14. Allow folks to work off hours. Commuting sucks and is a waste of time for everyone. Let folks start at 6am or 11am and you’ll cut their commute in half (at least in LA).

This I agree. Travelling during peak hours kills energy and lowers morale. Getting stuck in jams does no good to the mind and body. Singapore peak hours are packed and expensive for cabs. (35% surcharge anyone?) Trying reaching the office at 11am for a change and give ERP a miss. Yes you might end real late like 8pm but too, you will miss the evening commute crowd.

Different people may come in at different time but that is fine as long as things get done. Also it might help to have a fixed hours of maybe from 2pm to 5pm where everyone is expected to be together so as to have face time for discussion or brainstorming.

15. Go to each of your vendors every 6-9 months and ask for 10-30% off. If half of them say yes you’ll save 5-15% on fixed costs. People will give you a discount if they think they are going to lose the business.

I am not the best negotiator around but asking for the best price maybe a sound concept. I always believe in a good bargain. But do pay good vendors their value worth. What goes around comes around.

16. Don’t waste money on recruiters. Get inside of linkedin and Facebook and start looking for people–it works better anyway.

True. Word of mouth and recommendations could offer better choices without the attached price tag. This might contradict point 7 above. Again, never hire someone you cannot fire.

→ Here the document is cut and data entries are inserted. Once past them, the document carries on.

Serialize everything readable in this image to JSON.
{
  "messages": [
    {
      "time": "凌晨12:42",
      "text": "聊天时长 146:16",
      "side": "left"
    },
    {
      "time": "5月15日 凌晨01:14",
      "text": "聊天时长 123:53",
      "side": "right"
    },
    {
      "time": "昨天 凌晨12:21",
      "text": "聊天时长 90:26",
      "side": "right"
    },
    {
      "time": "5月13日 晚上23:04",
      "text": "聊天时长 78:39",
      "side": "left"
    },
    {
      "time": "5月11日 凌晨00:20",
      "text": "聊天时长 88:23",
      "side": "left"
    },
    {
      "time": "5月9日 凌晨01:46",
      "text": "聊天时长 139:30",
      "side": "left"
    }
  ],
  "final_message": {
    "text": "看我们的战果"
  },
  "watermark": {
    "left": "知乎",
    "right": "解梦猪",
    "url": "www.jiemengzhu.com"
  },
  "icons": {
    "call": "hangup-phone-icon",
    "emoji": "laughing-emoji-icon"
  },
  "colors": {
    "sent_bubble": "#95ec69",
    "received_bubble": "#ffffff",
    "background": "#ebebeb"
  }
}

17. Really think about if you need that $15,000 a month PR firm. Perhaps you can get a PR consultant to work on 2-3 projects a year for $10-15k each and save 75%. More PR firms are wasted half the year while you build up your product anyway.

PR is not my strengths. But I do remember this conversation some time back where the company should not confuse PR with marketing. Marketing is when you push hard to market (duh!) a product or service while PR is when the company have to react to adverse conditions from the market or competitors.

That sums up my reponse to Calacanis seventeen, or eighteen. Do read up on the different response to the original post at TechCrunch and at Signal vs Noise.